One of the City’s longest streets and site of its most symbolically important relic. Linking the Monument to St Paul’s
Churchyard, Cannon Street traces the route of the ancient riverside track that ran alongside the Thames towards the Strand.
It was first recorded in 1183 as Candelewrithstret – the street of the candle-wrights. The City ward of Candlewick takes
its identity from the same root. Cannon Street used to stretch only as far west as Walbrook. It took its present form in the
mid-1850s, when a path was cleared through a network of small lanes south-east of St Paul’s and the whole route was
widened. Cannon Street station and its accompanying bridge over the Thames opened in 1866. The station served as the new terminus
of the South-Eastern Railway, which had originally run into London Bridge. British Rail reconstructed the bridge in 1981 and
an office block was built over the station later in the same decade.

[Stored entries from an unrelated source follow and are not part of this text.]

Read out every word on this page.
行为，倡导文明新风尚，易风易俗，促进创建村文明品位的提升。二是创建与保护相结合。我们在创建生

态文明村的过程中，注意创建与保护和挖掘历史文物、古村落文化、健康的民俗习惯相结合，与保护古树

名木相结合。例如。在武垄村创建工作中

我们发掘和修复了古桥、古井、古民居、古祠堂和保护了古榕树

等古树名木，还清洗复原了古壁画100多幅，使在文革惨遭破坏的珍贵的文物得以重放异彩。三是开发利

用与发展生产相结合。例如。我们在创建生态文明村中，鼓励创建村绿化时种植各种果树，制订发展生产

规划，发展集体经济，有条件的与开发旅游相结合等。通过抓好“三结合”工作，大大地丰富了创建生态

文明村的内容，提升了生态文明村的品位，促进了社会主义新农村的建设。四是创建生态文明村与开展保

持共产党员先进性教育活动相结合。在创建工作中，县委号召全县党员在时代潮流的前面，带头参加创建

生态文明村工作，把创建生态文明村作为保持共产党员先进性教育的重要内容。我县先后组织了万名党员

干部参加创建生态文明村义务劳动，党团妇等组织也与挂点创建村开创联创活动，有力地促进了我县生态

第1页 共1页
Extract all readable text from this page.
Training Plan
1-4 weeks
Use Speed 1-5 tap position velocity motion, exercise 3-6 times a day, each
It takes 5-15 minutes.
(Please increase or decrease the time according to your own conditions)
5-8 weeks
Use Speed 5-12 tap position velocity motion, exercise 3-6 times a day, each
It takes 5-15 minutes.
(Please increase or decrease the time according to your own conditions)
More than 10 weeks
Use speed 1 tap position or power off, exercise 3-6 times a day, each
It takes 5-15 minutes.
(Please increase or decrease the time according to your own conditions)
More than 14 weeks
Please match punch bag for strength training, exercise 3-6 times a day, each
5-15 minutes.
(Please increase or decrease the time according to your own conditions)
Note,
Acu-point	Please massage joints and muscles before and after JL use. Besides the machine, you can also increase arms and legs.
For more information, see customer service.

Sometime in the Middle Ages a limestone monolith was placed in the middle of Cannon Street, where it may have acted as a focus
for judicial proceedings. Over the years legends arose that a Trojan king had brought it here, that it marked the site of
Druidic sacrifices and that London’s prosperity depended on its safekeeping. Edward III made it the axis of the City’s
trade when he granted Londoners the right to hold markets within a seven-mile radius of London Stone, as it had become known.